Can you use this for different clients across different geographical regions and have it sent to a centralized location? Can that data be kept separate (multi-tenant)? Are there any licensing issues with using it in this way?

Answers much appreciated

Thanks!

I’m an MSP and I can say that this does not work well for a multi-tenant setup. We still do use it for our larger clients but that’s just to augment our main RMM.

If i had all the time in the world, I wouldn’t mind trying. While it won’t be a true multi-tenant setup, you could separate devices by location(groups). I’m sure you don’t have vpn tunnels to all your clients, so polling will need to be via some sort of proxy or gateway. Or if you want to get creative maybe something like zerotier.

Anyway, best of luck. Keep us up to date with your research.

I personally feel that Libre is currently one of the best NMS solutions if you don’t have any budget for monitoring tools and your network is not of the hyperscale type. That being said, there are definitely feature and scaling limitations compared to commercial NMS products.

We are a specialized MSP and have used a single Libre server (along with other tools) for the past 2yrs to monitor our global network/server infrastructure consisting of between 500 - 1000 devices and 30k - 40k ports using the default 5-min polling. We run Libre on a big expensive AWS instance, and I feel like we are near the limit of what Libre can do on a single server setup at 5-min polling. While it’s possible to scale Libre by moving to a distributed setup, it also adds a lot of overall complexity that will require much more regular care and feeding then a single-server Libre setup. We would definitely need to move to a distributed setup if we wanted 1min polling in Libre.
Just to compare, one commercial NMS I’ve used in the past (Statseeker) was able to poll around 1million interfaces at 1-min intervals using a single beefy server. It licensing also cost tens of thousands of dollars /yr, so there’s your tradeoff.

In my opinion, Libre is not a good multi-tenant solution if you want to present monitoring data/alerts directly to customers. Libre has no concept of port groups, so for example you cannot create a group of all customer’s ports and limit access in this manner. Alert rules can get messy quickly too if you need to create lots of different alert rules for different customers. We monitor infrastructure for two different business units in our Libre instance and even with just this the monitoring rules are numerous and messy due to the different alerting requirements and devices of the two BUs.

Hope this helps you with your decision!

@jp-asdf, I had a thought not long ago regarding the sharing of LibreNMS data. I don’t think that it’s all too uncommon for people to want to provide a “dashboard” of sorts to different units within the same IT organization. For example, suppose your organization runs LibreNMS and you’ve got network equipment in there but you also want to use it for servers. Maybe you want to allow the system administrators some access to LibreNMS but you don’t necessarily want them seeing anything on the network side.

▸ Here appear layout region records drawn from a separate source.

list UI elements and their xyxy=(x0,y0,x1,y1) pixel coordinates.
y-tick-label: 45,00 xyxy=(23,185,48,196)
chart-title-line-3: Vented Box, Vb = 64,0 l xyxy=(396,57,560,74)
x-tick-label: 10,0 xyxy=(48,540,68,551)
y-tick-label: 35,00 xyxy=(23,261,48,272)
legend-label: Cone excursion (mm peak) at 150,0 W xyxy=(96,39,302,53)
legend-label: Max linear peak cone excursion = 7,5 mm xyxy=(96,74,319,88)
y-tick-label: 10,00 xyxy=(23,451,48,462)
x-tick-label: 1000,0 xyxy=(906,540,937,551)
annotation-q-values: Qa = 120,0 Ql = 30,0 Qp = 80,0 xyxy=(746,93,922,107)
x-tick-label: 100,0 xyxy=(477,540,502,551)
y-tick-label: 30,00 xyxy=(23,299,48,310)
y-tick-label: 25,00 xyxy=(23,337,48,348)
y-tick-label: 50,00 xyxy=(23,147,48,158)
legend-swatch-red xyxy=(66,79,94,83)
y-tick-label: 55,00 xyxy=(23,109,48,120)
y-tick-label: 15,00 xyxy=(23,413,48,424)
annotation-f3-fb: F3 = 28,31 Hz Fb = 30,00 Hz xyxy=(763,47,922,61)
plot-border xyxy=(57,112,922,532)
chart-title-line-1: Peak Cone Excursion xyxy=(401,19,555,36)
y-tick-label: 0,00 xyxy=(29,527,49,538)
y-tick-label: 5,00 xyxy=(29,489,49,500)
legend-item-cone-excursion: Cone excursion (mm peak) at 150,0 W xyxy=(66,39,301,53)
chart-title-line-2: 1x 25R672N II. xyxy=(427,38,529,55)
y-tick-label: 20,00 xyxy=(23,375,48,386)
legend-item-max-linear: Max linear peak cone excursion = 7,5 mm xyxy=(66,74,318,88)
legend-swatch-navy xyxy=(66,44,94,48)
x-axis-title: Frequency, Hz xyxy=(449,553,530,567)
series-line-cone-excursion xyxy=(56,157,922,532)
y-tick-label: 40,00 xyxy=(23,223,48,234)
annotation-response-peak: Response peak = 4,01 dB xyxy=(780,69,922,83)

In order for this to work in LibreNMS natively, we’d need at least another table within the DB that takes device ID’s and lists them out against UserID’s. I don’t think this is anything that anyone who is currently developing LibreNMS is prioritizing.

But what if…using the API, we had something like Grafana where, one could create a group called “servers” and query on that and display the data? Just a thought – and doing this with LibreNMS would likely be considerably cheaper than licensing a commercial NMS.